We've now increased the vocabulary size and dimensionality.

language: en
pipeline:
- name: WhitespaceTokenizer
- name: CountVectorsFeaturizer
  OOV_token: oov.txt
  analyzer: word
- name: CountVectorsFeaturizer
  analyzer: char_wb
  min_ngram: 1
  max_ngram: 4
- name: rasa_nlu_examples.featurizers.dense.BytePairFeaturizer
  lang: en
  vs: 10000
  dim: 100
- name: DIETClassifier
  epochs: 200

Assuming this file is named medium-bytepair-config.yml you can run it as a benchmark by running this command from the project directory;

rasa test nlu --config medium-bytepair-config.yml \
          --cross-validation --runs 1 --folds 2 \
          --out gridresults/medium-bytepair-config

This will generate output in the gridresults/medium-bytepair-config folder.

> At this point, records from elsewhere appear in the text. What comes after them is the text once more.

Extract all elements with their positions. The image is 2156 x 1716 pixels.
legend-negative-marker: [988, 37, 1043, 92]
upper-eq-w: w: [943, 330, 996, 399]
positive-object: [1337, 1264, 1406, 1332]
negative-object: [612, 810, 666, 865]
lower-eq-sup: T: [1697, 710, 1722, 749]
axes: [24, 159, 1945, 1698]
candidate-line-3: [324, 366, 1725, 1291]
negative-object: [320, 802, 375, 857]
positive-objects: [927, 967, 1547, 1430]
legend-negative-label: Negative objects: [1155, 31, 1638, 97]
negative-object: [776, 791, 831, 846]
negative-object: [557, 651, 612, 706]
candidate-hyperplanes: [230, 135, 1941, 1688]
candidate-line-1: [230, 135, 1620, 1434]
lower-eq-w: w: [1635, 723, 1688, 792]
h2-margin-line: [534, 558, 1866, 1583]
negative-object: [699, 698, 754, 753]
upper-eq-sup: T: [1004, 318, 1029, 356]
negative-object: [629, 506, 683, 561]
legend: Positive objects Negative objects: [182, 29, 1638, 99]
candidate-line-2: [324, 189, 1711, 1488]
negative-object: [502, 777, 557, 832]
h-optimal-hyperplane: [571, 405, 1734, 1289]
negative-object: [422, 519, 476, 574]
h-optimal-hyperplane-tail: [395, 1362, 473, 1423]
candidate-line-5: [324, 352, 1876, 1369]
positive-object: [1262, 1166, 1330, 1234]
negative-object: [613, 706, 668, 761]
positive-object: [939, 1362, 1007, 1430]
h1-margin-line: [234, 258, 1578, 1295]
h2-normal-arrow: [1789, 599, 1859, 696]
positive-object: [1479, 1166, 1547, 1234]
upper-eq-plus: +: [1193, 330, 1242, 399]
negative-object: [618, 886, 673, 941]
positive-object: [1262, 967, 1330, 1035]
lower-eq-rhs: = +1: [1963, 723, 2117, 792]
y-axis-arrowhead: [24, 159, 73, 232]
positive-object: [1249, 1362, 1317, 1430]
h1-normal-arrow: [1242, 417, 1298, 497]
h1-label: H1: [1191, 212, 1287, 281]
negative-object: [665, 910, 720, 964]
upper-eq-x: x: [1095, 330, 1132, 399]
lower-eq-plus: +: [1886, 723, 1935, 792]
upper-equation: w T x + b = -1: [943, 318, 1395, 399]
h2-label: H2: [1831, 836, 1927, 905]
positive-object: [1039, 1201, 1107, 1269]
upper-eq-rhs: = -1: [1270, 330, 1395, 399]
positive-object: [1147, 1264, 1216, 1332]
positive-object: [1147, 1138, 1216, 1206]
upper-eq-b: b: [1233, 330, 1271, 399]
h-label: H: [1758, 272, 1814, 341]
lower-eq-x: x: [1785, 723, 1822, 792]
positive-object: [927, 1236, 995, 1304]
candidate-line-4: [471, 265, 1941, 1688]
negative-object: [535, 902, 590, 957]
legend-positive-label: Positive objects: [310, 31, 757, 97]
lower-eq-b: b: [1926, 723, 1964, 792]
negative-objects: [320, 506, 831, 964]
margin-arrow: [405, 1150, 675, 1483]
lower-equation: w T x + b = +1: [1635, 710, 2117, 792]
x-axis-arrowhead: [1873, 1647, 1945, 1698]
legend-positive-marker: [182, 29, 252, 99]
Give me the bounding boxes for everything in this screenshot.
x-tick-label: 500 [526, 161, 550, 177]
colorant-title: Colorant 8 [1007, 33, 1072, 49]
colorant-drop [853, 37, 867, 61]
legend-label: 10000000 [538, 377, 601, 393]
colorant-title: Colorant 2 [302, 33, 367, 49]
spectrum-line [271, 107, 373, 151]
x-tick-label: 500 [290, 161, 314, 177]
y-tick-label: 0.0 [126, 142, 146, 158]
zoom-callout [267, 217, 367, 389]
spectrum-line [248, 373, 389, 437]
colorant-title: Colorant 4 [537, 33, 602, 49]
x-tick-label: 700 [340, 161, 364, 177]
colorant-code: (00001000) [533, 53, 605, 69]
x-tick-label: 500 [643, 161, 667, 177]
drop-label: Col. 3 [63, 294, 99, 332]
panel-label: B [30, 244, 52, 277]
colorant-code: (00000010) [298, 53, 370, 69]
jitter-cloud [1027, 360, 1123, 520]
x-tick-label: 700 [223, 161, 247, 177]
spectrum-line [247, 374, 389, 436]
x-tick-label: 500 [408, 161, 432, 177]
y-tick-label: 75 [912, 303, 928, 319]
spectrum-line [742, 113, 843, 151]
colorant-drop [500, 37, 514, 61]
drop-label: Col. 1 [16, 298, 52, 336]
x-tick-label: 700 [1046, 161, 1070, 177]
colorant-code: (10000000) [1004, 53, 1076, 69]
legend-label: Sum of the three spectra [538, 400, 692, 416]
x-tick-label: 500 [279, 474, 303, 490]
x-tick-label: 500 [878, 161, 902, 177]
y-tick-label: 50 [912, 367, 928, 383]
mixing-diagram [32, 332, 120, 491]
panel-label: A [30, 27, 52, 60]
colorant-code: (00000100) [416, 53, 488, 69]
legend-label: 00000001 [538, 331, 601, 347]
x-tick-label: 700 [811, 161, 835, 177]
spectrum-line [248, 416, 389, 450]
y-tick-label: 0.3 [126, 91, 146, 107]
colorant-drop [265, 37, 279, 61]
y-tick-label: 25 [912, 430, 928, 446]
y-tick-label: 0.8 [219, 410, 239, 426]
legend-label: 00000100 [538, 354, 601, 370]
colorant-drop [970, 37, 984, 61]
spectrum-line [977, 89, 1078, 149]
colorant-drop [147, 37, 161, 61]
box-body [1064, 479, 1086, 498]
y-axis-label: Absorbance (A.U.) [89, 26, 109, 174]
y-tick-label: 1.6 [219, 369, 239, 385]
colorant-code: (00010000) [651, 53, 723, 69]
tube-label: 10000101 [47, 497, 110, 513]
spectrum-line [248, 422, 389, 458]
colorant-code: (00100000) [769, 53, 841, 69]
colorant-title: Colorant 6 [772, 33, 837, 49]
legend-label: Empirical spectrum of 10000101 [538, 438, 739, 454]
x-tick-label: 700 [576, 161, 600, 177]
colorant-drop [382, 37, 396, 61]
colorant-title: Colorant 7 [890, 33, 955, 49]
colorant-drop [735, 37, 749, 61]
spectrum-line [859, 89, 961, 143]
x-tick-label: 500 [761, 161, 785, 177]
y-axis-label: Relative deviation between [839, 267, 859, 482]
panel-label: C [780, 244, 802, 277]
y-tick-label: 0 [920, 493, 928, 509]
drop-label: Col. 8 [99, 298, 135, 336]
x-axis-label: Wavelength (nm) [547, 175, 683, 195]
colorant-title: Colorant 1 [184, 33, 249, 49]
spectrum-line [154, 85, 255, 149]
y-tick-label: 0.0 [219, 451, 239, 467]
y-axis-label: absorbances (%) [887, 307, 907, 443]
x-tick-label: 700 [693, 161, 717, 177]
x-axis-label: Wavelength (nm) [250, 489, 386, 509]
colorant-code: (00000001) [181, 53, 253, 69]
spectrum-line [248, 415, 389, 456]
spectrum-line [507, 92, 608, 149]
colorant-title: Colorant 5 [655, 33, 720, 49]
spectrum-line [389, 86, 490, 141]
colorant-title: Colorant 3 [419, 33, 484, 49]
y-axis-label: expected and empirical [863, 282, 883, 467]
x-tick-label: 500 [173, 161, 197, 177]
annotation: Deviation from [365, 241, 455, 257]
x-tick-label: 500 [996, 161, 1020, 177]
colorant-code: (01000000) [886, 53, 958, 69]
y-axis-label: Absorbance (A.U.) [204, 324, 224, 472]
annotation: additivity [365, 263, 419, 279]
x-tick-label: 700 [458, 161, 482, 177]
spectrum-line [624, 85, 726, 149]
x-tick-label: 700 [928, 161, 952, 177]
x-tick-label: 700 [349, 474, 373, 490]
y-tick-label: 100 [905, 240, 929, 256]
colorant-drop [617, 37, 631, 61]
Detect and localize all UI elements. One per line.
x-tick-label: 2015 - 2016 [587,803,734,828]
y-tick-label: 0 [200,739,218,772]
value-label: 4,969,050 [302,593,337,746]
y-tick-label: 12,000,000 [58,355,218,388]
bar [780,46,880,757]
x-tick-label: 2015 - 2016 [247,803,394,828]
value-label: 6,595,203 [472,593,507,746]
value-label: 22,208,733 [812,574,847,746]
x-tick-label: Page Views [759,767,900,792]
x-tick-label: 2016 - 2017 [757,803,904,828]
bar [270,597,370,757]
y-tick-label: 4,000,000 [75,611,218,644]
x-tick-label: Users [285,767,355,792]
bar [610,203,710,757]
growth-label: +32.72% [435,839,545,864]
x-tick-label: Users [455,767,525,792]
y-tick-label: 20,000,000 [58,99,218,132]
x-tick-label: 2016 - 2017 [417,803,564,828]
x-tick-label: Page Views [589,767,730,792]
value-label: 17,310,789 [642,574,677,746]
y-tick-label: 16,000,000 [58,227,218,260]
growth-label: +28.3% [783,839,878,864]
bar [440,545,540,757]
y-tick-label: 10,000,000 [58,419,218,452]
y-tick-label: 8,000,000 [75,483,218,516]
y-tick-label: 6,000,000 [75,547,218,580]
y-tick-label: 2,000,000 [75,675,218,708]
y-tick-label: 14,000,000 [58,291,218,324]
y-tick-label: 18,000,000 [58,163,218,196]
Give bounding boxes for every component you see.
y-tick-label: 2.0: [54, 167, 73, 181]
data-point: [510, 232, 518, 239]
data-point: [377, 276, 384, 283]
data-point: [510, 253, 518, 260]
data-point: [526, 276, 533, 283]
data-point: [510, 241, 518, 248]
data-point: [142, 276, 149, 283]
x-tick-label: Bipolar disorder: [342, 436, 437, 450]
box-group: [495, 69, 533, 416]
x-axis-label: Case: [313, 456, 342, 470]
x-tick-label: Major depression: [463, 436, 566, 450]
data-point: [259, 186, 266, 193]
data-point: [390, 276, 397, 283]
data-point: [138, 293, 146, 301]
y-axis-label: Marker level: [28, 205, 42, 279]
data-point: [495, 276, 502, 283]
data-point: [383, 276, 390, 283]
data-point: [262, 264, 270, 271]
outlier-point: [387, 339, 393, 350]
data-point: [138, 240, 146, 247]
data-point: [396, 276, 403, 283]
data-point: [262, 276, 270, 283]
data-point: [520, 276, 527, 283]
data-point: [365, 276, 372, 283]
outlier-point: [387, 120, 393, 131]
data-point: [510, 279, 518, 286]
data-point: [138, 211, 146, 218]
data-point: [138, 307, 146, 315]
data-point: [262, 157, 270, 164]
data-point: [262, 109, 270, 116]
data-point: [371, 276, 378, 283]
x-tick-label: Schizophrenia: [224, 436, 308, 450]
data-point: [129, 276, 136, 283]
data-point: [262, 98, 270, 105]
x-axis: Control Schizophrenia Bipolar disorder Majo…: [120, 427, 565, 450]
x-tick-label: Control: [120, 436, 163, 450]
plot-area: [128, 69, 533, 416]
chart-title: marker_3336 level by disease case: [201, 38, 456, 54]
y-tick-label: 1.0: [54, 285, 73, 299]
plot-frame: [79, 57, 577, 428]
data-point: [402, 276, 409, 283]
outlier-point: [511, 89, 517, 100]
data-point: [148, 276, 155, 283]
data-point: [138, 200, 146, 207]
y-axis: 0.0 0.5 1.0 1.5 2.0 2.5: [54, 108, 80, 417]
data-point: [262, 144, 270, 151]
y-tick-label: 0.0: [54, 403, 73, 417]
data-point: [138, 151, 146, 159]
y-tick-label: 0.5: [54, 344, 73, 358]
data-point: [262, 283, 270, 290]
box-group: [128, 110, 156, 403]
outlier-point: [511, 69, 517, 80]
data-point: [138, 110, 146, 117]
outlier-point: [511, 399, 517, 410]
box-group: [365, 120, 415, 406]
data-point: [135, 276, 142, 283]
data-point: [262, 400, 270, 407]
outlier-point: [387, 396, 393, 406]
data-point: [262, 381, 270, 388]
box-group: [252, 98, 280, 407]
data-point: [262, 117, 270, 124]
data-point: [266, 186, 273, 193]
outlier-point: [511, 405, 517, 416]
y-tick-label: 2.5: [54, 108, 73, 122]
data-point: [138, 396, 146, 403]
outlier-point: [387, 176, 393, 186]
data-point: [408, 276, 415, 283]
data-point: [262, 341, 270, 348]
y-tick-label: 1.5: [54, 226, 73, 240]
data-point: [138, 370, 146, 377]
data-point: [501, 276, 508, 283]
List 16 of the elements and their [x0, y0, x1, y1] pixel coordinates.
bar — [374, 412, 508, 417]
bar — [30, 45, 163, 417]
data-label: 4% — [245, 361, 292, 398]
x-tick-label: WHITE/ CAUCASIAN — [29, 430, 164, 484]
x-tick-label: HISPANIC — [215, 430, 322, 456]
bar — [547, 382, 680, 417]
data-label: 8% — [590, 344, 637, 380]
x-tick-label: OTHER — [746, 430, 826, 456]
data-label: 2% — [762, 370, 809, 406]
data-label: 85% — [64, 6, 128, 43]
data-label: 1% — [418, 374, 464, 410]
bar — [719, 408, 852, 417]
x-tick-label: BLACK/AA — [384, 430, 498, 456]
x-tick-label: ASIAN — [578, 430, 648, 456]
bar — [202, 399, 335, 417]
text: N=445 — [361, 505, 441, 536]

We've now grabbed the largest English Byte-Pair embeddings available.

language: en
pipeline:
- name: WhitespaceTokenizer
- name: CountVectorsFeaturizer
  OOV_token: oov.txt
  analyzer: word
- name: CountVectorsFeaturizer
  analyzer: char_wb
  min_ngram: 1
  max_ngram: 4
- name: rasa_nlu_examples.featurizers.dense.BytePairFeaturizer
  lang: en
  vs: 200000
  dim: 300
- name: DIETClassifier
  epochs: 200

Assuming this file is named large-bytepair-config.yml you can run this benchmark by running this command from the project directory;

rasa test nlu --config large-bytepair-config.yml \
          --cross-validation --runs 1 --folds 2 \
          --out gridresults/large-bytepair-config

This will generate output in the gridresults/large-bytepair-config folder.

Final Reminder

We should remember that these tools are experimental in nature. We want this repository to be a place where folks can share their nlu components and experiment, but this also means that we don't want to suggest that these tools are state of the art. You always need to check if these tools work for your pipeline. The components that we host here may very well lag behind Rasa Open Source too.